On Peter Coccoma’s A Place to Begin

A cloud of puffy smoke swirls around Peter Coccoma, who plays synths alongside a group of string players, as their effervescent music emanates through Greenpoint’s IRL Gallery. A dim, purplish-pink light projects onto the stage, coloring the smoke’s tufts. Everything feels hazy here: The room’s fog matches the quality of the music, in which synth sounds glide across a sea of blossoming strings to create a quiet radiance.

Tonight, May 26, Coccoma is celebrating the release of A Place to Begin, an album he created while on a winter trip to Lake Superior’s Madeline Island in 2020. This remote location offered Coccoma plenty of time to think and to wander, and that reflection comes through in his music. As he wrote, he was processing the near-death of a loved one while taking daily strolls, where he watched as the grayness of winter slowly turned into the light green buds of spring. It was a time of transformation, and this suite seeks to make sense of how those metamorphoses feel, using drifting sound to create a sense of pensivity.

Because of Coccoma’s surroundings while he wrote this music, nature is a thematic constant, providing fodder for unfurling layers of sound. Tracks like “an invitation,” for example, gurgle like the depths of a lake, made of bubbly, muted synths that conjure the sound of the water as it ripples beneath slabs of ice. The live performance as a whole feels watery. Gently flowing, buoyant sounds create a sense of meditation, floating through moments of melancholy and brightness, never letting one or the other stay too long. There’s also a feeling of expanse present in this music: By centering long-held, dreamy tones, Coccoma’s pieces stretch out, creating a panoramic view that feels like soaking in the view from the side of the road.

Before Coccoma and the ensemble take the stage tonight, Elori Saxl and Clarice Jensen present two similarly wafting, pleasant sets. Saxl goes first: Her music unfolds through layers of sparkling synth and piano melodies, weaving mellow phrases with stark pulsation to form an off-kilter groove. Jensen follows with a cello-centered set that deals in lush sound. Her instrument goes through a series of timbral and textural changes, each of which is colored by swaths of reverb. At first, her rolled chords feel akin to solo Bach; they gradually grow into cinematic, spun-out phrases. Both of these sweeping performances propel the evening’s sense of expanse that is at the heart of Coccoma’s music.

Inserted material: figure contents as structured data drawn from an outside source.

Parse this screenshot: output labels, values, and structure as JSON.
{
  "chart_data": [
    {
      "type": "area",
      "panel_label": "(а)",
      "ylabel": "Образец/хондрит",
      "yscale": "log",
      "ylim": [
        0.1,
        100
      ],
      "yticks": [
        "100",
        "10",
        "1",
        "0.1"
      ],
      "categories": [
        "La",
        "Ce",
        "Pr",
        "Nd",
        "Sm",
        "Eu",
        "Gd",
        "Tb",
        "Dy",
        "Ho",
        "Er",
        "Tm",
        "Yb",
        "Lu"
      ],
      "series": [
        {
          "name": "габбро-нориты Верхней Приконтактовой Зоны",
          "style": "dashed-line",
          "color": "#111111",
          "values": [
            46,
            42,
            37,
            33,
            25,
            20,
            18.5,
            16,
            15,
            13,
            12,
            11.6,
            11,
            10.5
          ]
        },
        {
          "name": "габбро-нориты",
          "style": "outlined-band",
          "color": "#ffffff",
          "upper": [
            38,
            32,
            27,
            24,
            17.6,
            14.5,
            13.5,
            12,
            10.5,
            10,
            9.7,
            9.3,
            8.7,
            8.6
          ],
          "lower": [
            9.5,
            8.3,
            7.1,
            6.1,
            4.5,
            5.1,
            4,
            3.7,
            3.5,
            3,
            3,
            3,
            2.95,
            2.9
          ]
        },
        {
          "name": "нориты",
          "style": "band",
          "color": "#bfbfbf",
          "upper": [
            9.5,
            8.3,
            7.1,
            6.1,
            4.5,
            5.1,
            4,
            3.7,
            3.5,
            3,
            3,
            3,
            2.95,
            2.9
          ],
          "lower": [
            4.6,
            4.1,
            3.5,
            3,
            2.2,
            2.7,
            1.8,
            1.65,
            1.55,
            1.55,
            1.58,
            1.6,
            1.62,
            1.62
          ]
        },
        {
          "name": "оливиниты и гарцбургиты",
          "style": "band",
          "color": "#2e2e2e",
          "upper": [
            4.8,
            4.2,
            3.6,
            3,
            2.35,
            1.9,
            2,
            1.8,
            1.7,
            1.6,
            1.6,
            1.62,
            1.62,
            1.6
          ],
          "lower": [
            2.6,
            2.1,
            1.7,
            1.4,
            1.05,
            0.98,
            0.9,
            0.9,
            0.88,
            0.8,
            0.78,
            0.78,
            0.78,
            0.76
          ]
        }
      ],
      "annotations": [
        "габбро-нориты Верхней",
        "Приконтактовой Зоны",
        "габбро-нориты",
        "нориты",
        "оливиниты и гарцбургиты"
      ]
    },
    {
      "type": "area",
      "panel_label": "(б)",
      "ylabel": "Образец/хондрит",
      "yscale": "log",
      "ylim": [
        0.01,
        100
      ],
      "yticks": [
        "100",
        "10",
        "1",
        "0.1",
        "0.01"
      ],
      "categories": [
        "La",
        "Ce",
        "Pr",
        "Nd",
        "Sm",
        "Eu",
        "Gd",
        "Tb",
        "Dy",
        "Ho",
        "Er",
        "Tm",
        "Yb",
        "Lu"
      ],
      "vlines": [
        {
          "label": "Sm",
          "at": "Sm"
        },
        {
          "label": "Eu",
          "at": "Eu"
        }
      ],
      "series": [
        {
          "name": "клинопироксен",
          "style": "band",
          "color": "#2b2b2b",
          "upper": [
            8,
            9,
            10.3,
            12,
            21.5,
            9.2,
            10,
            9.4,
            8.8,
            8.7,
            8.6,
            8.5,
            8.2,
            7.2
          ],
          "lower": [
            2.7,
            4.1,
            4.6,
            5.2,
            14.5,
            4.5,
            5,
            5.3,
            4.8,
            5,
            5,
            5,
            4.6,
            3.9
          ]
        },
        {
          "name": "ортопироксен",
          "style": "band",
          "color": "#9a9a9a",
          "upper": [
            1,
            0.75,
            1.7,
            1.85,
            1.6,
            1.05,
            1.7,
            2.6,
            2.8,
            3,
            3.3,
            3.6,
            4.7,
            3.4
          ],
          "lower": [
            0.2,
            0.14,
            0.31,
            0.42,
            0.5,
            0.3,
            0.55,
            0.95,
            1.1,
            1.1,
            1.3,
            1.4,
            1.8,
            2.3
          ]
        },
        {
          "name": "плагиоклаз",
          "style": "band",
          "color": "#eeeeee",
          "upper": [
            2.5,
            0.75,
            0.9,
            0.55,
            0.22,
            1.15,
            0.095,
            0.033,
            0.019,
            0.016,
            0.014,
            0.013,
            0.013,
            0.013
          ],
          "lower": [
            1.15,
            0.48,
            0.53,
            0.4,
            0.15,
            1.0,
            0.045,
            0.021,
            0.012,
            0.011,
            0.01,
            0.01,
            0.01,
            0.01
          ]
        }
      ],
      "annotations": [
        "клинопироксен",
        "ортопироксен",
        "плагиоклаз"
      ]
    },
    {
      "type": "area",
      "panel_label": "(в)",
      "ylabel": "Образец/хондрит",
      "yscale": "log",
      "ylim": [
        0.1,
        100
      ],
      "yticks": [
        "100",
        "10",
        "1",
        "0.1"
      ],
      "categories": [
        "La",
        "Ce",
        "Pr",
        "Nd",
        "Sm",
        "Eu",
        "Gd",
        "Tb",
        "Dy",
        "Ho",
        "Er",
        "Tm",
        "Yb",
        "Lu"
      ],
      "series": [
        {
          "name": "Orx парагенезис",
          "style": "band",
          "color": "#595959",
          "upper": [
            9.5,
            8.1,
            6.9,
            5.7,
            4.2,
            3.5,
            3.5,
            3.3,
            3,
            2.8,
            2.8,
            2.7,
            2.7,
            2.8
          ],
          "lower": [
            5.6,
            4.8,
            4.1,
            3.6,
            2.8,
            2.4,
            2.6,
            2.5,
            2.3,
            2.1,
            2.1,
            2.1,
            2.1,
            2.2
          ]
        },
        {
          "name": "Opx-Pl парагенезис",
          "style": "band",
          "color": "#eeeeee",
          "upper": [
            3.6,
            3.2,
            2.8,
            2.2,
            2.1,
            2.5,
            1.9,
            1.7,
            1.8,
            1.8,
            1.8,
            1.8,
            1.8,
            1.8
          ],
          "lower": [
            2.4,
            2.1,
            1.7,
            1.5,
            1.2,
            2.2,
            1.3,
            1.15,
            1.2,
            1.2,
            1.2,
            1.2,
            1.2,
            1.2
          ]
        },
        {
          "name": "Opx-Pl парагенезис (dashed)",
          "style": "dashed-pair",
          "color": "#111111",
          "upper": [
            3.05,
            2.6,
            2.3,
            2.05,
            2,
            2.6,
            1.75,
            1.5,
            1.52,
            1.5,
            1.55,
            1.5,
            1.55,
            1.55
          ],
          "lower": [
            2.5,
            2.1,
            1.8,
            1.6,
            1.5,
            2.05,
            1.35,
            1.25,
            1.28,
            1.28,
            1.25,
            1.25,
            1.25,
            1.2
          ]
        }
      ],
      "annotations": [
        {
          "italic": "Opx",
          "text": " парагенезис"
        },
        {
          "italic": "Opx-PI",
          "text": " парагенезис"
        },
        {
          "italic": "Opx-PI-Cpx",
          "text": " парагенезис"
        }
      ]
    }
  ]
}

As Coccoma plays, what I notice most is his music’s malleability. There are moments of stasis, where all we hear is a nearly motionless synth buzzing underneath forlorn strings; they delicately change into full-bodied resonances that seem to push ever-forward rather than hang in the clouds. Once again, the metaphor of water, and how music can emulate it, comes to my mind. This isn’t anything new, per se—look at John Luther Adams’ Become Ocean or Claude Debussy’s La Mer—but Coccoma does it well. As I sit and listen to the music’s gentle flow, I find myself skating along the surface, letting it sweep me into its currents.